A simple stateful tokenizer

A small custom tokenizer solves this cleanly. The idea is to stream through the string, maintain a counter of current parentheses depth, and only split on operators when the depth is zero. As long as you assume syntactically correct input, this is straightforward.

OPS_SET = set("+-*/")
PAREN_SHIFT = {"(": 1, ")": -1}
def split_top_level(expr: str) -> list[str]:
    tokens = [""]
    depth = 0
    for ch in expr:
        depth += PAREN_SHIFT.get(ch, 0)
        if ch in OPS_SET:
            if depth == 0:
                tokens.extend([ch, ""])
                continue
        tokens[-1] += ch
    return tokens
samples = [
    "5+5*10",
    "(2*2)-5*(math.sqrt(9)+2)",
    "(((5-3)/2)*0.5)+((2*2))*(((math.log(5)+2)-2))",
]
for item in samples:
    print(split_top_level(item))

This produces the intended tokens, preserving inner structure and names within parentheses.
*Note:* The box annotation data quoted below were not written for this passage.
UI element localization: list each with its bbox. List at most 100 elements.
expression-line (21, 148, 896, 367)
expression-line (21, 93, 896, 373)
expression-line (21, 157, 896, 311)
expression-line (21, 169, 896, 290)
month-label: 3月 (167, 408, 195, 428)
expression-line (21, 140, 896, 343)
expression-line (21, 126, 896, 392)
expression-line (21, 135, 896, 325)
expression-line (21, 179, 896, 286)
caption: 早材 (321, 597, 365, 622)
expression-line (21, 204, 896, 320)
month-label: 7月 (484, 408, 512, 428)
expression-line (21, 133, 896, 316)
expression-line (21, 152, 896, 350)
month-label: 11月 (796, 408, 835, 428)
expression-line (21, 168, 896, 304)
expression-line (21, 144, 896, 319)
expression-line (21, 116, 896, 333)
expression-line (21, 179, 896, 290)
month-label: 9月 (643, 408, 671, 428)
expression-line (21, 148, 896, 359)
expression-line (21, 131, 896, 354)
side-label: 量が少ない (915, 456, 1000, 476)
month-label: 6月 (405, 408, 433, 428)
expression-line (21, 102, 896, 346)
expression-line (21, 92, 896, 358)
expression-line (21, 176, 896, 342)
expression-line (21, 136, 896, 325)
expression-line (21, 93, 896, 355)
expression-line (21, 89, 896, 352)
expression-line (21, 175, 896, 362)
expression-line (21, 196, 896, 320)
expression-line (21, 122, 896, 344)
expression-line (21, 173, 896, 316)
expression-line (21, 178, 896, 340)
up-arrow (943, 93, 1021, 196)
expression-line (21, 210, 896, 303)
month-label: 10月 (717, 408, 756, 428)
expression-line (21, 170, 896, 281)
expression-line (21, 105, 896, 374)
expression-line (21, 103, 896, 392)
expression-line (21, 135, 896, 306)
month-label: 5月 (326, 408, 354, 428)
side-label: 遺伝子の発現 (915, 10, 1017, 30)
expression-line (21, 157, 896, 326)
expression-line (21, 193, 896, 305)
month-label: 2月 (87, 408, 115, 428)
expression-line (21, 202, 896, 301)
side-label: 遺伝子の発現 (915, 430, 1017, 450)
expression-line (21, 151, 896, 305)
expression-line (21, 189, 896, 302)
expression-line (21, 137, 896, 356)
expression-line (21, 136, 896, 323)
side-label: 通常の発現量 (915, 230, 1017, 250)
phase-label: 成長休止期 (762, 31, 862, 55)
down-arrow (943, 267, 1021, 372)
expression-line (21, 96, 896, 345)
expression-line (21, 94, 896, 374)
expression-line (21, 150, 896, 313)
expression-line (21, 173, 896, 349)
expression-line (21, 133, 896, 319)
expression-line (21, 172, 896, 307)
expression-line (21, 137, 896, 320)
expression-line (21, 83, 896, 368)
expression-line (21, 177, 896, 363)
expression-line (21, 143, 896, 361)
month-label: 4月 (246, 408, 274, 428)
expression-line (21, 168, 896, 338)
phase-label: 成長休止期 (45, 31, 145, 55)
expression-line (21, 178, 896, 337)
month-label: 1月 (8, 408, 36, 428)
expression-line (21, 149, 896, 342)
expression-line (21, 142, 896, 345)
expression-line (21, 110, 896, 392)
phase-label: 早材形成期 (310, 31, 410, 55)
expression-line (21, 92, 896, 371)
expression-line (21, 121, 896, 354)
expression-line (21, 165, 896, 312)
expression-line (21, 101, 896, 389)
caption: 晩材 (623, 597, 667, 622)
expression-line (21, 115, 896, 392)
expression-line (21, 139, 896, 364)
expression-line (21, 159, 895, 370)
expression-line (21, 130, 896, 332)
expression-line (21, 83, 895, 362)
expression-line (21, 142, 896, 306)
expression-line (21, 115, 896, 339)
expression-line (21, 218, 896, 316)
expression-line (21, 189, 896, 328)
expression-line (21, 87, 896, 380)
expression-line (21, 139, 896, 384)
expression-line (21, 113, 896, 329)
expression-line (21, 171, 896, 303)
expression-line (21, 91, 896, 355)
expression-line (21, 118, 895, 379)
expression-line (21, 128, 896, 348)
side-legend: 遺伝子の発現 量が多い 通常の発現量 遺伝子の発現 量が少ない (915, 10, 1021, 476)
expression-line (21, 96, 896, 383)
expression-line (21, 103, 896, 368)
['5', '+', '5', '*', '10']
['(2*2)', '-', '5', '*', '(math.sqrt(9)+2)']
['(((5-3)/2)*0.5)', '+', '((2*2))', '*', '(((math.log(5)+2)-2))']

Why this matters

Once you can reliably split by top-level operators, you can build higher-level parsing or interpretation on top, and you avoid the pitfalls of regex-based approaches that don’t understand nesting. If the end goal is to evaluate expressions, it is worth looking at the shunting yard algorithm. Also, this stateful approach is much faster than an re-driven split for this use case.

Conclusion

When you need to segment mathematical strings while keeping parentheses-balanced fragments intact, avoid regex splitting and track parentheses depth explicitly. Stream the input once, split only when the current depth is zero, and keep everything inside matching parentheses together, including alphabetic tokens like math.sqrt or π. This yields predictable tokens and a solid foundation for further processing or evaluation.